Tableur ou logiciel de gestion d'agence : ce qui casse en premier, à partir de quel volume le tableur devient un risque, et les cas où il reste le bon outil.

Publié le 28 juillet 2026

≈ 120lignes à saisir par mois pour un seul compte suivi sur quatre sources de revenu
10 hpar mois de saisie pour vingt minutes par jour, soit plus d'une journée de travail
≈ 20 %prélevés par la plateforme avant tout calcul de versement
≈ 960lignes à tenir chaque mois pour huit créatrices suivies par deux personnes

Un tableur ne casse pas. Il dérive. Il continue d’afficher des totaux longtemps après avoir cessé d’être juste, et c’est exactement ce qui le rend cher : personne ne décide d’arrêter de s’y fier, on découvre après coup qu’on aurait dû. La question n’est donc pas de savoir si le tableur est un bon outil (il l’est, et plus longtemps qu’on ne le dit) mais à partir de quand ce qu’il coûte en saisie et en erreurs dépasse ce qu’un logiciel coûte en abonnement.

Que fait un tableur d’agence, et où s’arrête-t-il ?

Il enregistre très bien et recalcule très mal dès que plusieurs personnes y touchent.

Ce qu’un tableur fait mieux que n’importe quel logiciel :

  • il accepte n’importe quelle règle que tu inventes le matin même, sans paramétrage ;
  • il ne coûte rien en licence et personne n’a besoin d’être formé ;
  • il se lit sans connexion, s’envoie, se duplique, se corrige à la main.

Ce qu’il ne fait pas, quel que soit le soin apporté :

  • il ne va pas chercher les chiffres, il attend qu’on les lui apporte ;
  • il ne fige pas l’historique : changer une formule aujourd’hui réécrit des mois déjà versés ;
  • il ne dit pas qui a modifié quoi, donc aucun écart ne s’explique après coup ;
  • il ne montre rien à la créatrice sans lui montrer aussi les autres.

À partir de quel volume le tableur devient-il un risque ?

Le volume ne se compte pas en créatrices, il se compte en lignes à saisir chaque mois. Un compte suivi sur quatre sources de revenu (abonnements, contenus payants, messages, pourboires) représente de l’ordre de 120 lignes par mois si tu relèves tous les jours.
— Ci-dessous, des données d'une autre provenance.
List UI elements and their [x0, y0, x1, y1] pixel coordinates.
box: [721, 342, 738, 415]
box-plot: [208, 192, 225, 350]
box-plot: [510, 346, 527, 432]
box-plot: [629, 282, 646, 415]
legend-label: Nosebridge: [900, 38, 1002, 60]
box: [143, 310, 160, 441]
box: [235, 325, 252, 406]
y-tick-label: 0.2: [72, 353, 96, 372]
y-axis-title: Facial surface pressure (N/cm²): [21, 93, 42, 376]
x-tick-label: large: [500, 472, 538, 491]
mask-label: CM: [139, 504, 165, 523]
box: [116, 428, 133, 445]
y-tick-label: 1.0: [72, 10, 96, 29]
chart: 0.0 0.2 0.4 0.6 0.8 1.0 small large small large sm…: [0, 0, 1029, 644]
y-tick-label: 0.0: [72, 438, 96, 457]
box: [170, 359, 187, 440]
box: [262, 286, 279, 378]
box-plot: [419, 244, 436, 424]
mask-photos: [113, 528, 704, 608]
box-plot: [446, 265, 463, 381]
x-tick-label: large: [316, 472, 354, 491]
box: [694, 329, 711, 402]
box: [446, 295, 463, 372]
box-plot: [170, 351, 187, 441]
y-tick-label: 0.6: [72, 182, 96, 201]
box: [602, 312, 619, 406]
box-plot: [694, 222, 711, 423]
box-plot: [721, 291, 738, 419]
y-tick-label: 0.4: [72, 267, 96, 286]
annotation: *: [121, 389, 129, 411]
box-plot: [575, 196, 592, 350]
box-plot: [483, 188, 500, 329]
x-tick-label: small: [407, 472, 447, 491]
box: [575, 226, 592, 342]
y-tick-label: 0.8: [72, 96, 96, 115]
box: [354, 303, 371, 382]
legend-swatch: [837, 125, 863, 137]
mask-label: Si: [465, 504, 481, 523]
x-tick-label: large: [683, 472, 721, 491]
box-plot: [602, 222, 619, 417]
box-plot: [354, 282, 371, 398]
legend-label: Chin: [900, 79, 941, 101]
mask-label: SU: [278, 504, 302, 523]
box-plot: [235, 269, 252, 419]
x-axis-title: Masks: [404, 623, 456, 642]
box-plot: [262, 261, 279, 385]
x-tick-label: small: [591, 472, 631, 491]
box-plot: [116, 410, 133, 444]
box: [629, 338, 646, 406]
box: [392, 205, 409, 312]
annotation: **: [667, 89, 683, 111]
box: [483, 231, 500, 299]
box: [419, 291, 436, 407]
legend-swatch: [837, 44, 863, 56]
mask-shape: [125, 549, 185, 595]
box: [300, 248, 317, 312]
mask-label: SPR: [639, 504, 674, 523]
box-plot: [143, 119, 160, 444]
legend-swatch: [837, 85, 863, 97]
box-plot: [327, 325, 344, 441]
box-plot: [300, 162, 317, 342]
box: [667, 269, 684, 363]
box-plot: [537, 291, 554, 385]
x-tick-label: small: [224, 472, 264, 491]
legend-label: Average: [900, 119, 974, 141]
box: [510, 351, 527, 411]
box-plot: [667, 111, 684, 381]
Le portefeuille grandit, la saisie grandit plus vite, parce que chaque créatrice ajoute aussi une règle de partage et un calendrier de versement.

Ce que tu suis Lignes à tenir chaque mois Régime réel
1 créatrice, 4 sources, relevé quotidien ≈ 120 tenable de tête, le tableur est un confort
3 créatrices, 4 sources, 1 seule personne qui saisit ≈ 360 tenable, mais le retard commence
3 créatrices, 2 chatteurs commissionnés ≈ 360 lignes + 3 règles de partage le calcul devient discutable
8 créatrices, 4 sources, 2 personnes qui saisissent ≈ 960 la saisie décroche, les totaux mentent

Vingt minutes de saisie par jour font 10 heures par mois, soit plus d’une journée de travail complète consacrée à recopier ce qu’une plateforme affiche déjà. Ces 10 heures sont les premières sacrifiées dès qu’une semaine est chargée, et un tableau de bord en retard reste consulté comme s’il était à jour : on tranche sur des chiffres périmés sans savoir qu’ils le sont.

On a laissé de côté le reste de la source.